What has been the toughest criticism given to you as an author and what did you learn from that criticism?
The toughest criticism I’ve gotten is that there were four typos in the book out of over 76,000 words. I am a perfectionist and when I found this out, I thought I’d throw up. To have the manuscript changed, it would cost me a ghastly amount of money and I am not willing to pay it. This is another reason why I am leaning toward a traditional publisher. I would have an editor and proofreader that I wouldn’t have to pay for.
Another criticism I encountered was that someone thought that the ex-wife’s car should have been a fancier brand.
From publishers, I was told the book was “too Hollywood Horror” and then another told me that the “inspirational stuff won’t sell.” So I suppose you can take that however you want. Honestly, in the scheme of things, there were mild errors, but nothing that takes away from the content of the book. So, after consulting with those who have read the book, I decided the book will stay exactly how it is.
What has been the best compliment?
The best compliments have been that when someone starts reading the book, he/she can’t put it down. I had one person tell me that they read it in seven hours. Another read it in three to four hours and simply couldn’t close the book to go to bed. That is exactly what I wanted. I wanted my readers to be so engaged that they just couldn’t put the book down and had to find out what happens next. Someone else told me they put down the book of a very famous, well respected author to read mine, which made me feel very good!
Do you have any advice to give to aspiring writers?
Don’t give up! Listen to your heart. If you have a passion to get your work published, do it. I have a quote I’m using for everything from my business cards to my website: Dream big because really, what’s stopping you? I live by that. I have always loved entertaining people, whether it’s been by singing publically, presenting skits, being involved in puppet shows; you name it. Still, writing is where I’ve found my passion. Don’t forget, however, that writing is the fun part. It’s only half the battle. The hard part starts in the marketing. Promoting your work is what is really going to count and it’s the most difficult part. Prepare to have some thick skin, too.
Is there anything you would like to say to your readers and fans?
I want to thank everyone who has read and is reading the book. My hope is that the book brings joy to you and you enjoy each page. Thank you so much for investing in my dream.
Favorite place in the world to be?
Home… but I’d also be pretty happy on a cruise ship in the middle of the ocean.
If a genie granted you three wishes, what would you ask for?

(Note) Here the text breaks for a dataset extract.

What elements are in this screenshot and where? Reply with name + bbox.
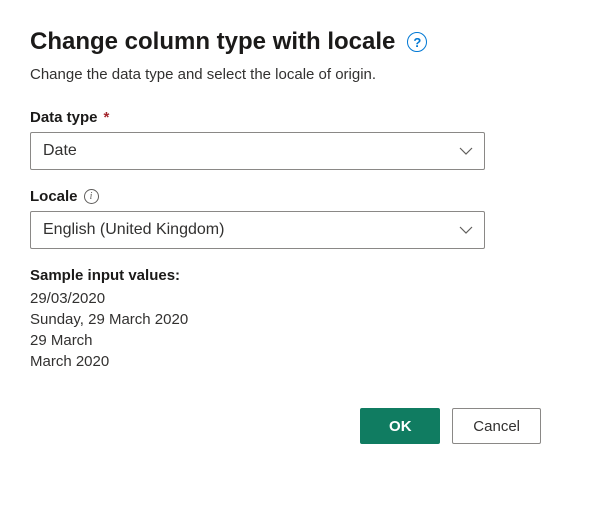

For enough money to pay off all of my debt and then some. For my son to always feel like he can accomplish anything and that his dreams are reachable. For my health to continue to be good so that I can keep writing and bringing beautiful stories to my readers.
What is your favorite thing about being a writer?
My favorite things about being a writer are that I can make up just about anything and go there in my head. I can create wonderful characters. I can create challenging situations. I can introduce the world to engaging plots and I can touch the lives of others one word at a time.
What is your least favorite thing about being a writer?
I think the hardest thing about being a writer is realizing that you have a masterpiece in your book and then trying to sell that idea to someone else is very hard. In your heart of hearts you know that your book is worth the chance, but trying to get others on board with that is an entirely different monster. Marketing isn’t a piece of cake either. So once your book is actually out there, trying to bring retailers on board, especially if you’re an indie, is a nightmare sometimes, too.